- Pinch hitter
- Born: November 1, 1891 Orleans, Vermont, U.S.
- Died: January 29, 1972 (aged 80) Lake Worth, Florida, U.S.
- Batted: RightThrew: Right

MLB debut
- October 5, 1916, for the New York Giants

Last MLB appearance
- October 5, 1916, for the New York Giants

MLB statistics
- Batting average: .000
- Home runs: 0
- Runs batted in: 0
- Stats at Baseball Reference

Teams
- New York Giants (1916);

= Heinie Stafford =

American baseball player (1891-1972)

Henry Alexander "Heinie" Stafford (November 1, 1891 – January 29, 1972) was an American Major League Baseball player who played a single game for the New York Giants in .

==Tufts University (1912–1916)==
Born in Orleans, Vermont, Stafford played in the hotel leagues with Oneonta in 1911 and Saranac Lake in 1912. In 1912, Stafford received a scholarship from Tufts University where he was chosen as the senior class president. Stafford was a star sprinter and captain of the school's baseball team. In 1916, the Tufts baseball team went 18–1 but lost to Harvard for the college championship of the East. An article in the Boston Herald said the following of Stafford: "He has well earned the right to be called the fastest base runner in college baseball, as his record of 22 stolen bases shows. His work at second base is no less notable, for he has taken everything that has come his way, and out of 83 chances he has made five slipups." Stafford ended up batting .404 and leading the nation with 30 runs scored and 24 stolen bases.
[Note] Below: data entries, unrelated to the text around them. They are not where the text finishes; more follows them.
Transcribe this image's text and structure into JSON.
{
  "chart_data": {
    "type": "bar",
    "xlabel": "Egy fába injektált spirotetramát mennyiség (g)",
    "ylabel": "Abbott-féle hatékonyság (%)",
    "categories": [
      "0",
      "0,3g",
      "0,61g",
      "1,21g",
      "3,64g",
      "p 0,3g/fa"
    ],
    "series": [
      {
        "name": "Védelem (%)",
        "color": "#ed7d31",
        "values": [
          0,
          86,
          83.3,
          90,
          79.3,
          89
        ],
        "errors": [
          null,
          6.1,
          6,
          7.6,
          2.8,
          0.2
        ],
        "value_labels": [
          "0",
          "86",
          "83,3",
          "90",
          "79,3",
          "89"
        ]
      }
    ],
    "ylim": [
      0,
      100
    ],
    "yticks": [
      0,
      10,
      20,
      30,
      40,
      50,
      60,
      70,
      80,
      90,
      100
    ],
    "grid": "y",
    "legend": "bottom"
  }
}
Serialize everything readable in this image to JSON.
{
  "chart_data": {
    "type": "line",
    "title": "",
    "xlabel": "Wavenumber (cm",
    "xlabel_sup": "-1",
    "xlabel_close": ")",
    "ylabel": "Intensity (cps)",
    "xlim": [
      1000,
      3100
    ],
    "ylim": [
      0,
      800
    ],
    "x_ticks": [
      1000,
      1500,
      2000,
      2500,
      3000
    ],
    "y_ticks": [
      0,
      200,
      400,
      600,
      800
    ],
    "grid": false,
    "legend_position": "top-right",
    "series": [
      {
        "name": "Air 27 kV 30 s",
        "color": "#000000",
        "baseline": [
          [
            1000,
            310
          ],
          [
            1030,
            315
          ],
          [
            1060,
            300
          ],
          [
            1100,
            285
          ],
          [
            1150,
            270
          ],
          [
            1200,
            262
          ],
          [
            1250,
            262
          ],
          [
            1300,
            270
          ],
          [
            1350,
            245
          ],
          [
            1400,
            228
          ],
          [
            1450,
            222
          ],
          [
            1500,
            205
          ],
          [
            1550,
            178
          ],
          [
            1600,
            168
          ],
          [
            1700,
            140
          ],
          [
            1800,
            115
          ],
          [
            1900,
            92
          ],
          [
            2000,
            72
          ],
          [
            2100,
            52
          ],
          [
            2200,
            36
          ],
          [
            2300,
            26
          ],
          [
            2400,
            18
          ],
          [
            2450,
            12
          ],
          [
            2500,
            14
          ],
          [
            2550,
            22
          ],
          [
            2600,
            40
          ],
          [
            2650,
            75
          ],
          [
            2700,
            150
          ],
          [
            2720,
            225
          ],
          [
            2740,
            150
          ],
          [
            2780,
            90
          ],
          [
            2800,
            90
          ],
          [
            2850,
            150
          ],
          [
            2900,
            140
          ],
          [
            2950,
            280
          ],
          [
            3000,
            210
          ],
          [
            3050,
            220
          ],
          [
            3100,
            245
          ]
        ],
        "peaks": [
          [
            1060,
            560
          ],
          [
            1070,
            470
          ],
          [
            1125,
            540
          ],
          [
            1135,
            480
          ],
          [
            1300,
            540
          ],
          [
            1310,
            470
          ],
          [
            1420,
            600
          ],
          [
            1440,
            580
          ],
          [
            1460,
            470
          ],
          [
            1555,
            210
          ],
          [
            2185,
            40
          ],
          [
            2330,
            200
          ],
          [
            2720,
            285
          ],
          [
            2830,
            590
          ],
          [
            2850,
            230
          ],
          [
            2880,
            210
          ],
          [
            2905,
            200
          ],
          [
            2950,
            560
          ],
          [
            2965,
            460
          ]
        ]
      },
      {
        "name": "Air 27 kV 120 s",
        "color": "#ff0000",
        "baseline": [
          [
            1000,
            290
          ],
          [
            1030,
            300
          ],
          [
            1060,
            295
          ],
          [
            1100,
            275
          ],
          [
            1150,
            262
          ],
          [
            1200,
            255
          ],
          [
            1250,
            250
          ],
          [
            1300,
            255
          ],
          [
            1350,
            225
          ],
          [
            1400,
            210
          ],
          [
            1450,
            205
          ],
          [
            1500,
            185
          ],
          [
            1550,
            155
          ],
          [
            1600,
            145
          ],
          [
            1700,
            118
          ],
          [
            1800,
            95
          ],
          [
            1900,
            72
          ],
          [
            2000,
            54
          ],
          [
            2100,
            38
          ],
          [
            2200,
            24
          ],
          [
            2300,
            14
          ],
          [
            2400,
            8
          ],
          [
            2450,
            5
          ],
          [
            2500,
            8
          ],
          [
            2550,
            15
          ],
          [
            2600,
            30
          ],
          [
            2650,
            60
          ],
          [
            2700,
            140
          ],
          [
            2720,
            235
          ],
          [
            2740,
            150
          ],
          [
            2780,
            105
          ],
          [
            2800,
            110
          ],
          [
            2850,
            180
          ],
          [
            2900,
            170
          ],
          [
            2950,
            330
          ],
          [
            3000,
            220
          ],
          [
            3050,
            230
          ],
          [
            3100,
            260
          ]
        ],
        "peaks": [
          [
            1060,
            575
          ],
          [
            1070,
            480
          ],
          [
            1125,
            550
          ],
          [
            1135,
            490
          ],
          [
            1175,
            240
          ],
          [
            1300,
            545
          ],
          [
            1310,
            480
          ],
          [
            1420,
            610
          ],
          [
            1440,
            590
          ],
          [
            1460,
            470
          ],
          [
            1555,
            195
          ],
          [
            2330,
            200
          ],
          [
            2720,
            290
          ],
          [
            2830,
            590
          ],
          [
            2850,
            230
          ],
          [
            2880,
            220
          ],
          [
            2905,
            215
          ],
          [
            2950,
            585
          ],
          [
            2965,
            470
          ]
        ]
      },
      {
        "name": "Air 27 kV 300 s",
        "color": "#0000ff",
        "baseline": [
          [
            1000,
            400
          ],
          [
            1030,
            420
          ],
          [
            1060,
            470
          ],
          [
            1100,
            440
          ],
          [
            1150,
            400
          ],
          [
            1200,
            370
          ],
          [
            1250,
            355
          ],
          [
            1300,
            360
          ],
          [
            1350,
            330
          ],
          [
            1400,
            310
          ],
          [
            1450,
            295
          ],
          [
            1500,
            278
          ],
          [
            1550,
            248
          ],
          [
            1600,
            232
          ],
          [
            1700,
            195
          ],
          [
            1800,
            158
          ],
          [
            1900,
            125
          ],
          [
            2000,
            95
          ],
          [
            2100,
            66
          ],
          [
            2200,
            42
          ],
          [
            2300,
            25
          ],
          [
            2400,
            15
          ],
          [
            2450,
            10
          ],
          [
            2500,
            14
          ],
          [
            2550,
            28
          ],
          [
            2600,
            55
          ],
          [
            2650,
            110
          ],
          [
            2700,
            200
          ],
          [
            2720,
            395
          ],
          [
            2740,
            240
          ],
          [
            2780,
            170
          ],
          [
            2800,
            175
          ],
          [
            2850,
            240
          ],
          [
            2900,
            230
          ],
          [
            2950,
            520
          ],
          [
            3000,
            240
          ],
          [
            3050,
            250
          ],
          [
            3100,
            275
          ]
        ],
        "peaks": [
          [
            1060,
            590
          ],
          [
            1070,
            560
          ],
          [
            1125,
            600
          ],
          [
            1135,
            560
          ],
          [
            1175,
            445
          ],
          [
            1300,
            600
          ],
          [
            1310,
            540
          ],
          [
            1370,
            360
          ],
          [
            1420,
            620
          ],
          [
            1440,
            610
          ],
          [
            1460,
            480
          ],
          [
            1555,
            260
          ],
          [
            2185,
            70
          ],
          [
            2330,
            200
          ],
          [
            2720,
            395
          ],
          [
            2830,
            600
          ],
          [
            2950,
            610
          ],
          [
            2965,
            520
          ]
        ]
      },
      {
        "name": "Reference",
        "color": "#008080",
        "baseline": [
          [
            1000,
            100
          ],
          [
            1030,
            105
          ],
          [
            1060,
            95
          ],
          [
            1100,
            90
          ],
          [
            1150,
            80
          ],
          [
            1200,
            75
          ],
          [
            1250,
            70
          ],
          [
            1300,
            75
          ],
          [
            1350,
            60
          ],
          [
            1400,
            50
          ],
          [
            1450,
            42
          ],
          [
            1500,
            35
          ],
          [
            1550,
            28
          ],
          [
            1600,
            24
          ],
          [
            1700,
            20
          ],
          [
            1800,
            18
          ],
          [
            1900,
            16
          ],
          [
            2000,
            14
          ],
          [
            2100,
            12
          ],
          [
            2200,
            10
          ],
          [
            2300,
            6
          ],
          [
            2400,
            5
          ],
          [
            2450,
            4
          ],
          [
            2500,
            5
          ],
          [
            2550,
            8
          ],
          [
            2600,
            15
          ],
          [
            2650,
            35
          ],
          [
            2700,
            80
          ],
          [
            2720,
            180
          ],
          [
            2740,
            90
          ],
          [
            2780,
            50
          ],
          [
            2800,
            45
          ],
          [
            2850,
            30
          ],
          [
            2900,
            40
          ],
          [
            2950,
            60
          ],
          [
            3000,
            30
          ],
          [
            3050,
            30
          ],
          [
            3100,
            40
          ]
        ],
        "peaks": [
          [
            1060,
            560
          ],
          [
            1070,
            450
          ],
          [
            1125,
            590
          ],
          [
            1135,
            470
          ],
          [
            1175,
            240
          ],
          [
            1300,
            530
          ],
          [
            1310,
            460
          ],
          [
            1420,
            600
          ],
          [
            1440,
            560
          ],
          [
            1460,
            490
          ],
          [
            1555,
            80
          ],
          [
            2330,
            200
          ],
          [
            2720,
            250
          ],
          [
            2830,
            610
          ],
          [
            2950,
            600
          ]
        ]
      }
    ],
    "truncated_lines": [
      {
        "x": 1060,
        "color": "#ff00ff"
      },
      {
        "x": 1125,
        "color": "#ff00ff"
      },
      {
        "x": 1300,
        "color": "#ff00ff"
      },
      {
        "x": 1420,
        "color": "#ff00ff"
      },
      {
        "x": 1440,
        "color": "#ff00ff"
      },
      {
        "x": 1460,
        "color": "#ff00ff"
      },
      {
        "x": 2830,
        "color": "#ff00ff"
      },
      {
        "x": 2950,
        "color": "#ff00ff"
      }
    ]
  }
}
==New York Giants (1916)==
Stafford graduated from Tufts in June 1916 and signed a contract with the New York Giants. After a short stint in the minors, where he played as a left fielder and shortstop, the Giants called Stafford up to the big leagues at the end of the 1916 season. Stafford sat on the bench for the Giants until October 5 – the last day of the season. With two outs in the top of the ninth inning, the Giants trailing by two runs, and the bases empty, the rookie from Vermont was sent in as a pinch hitter for the Giants' pitcher. Stafford hit into a game- and season-ending out for the Giants, as the Brooklyn Dodgers won the pennant.

==Personal plea from John McGraw==
His pinch-hit out on the last day of the 1916 season turned out to be his only major league at bat. Stafford was offered a job as a research chemist with a textile company and opted for business rather than baseball. In February 1917, Giants manager John McGraw tried to persuade Stafford to give baseball another try. Stafford saved a letter McGraw sent offering "to take you south with me and give you a thorough spring schooling in base ball." McGraw opined that there was "enough promise to you to make me positive that it is worth your while" and cautioned Stafford against "wasting a first class opportunity." Despite McGraw's personal plea, Stafford decided to pursue his work in the textile business.

Stafford returned to baseball briefly during World War I, playing in the industrial leagues where his wartime teammates included Chief Bender and Home Run Baker.

==Life after baseball==
After the war, Stafford returned to work in the textile business, working on the development of nylon. He retired from the textile business in 1941 and bought a 340 acre Vermont dairy farm with a house built in 1832. He gave up farming in the 1950s and went into the real estate business and was later elected to the Vermont General Assembly from Bethel, Vermont. Stafford died at age 80 in 1972 while spending the winter in Lake Worth, Florida.

==Nickname "Heinie"==

"Heinie" was a popular nickname for German baseball players in the early part of the 20th century. Stafford was one of 22 major league Heinies in the first half of the century. Others include: Heinie Beckendorf (1909–1910); Heinie Berger (1907–1910); Heinie Groh (1912–1927); Heinie Manush (1923–1939) (the only Hall of Fame "Heinie"); Heinie Meine (1922–1934); Heinie Mueller (1920–1935); Heinie Mueller (1938–1941); Heinie Peitz (1892–1913); Heinie Reitz (1893–1899); Heinie Sand (1923–1928); Heinie Schuble (1927–1936); Heinie Smith (1897–1903); Heinie Wagner (1902–1918); and Heinie Zimmerman (1907–1919). No player since World War II has been identified by the nickname Heinie.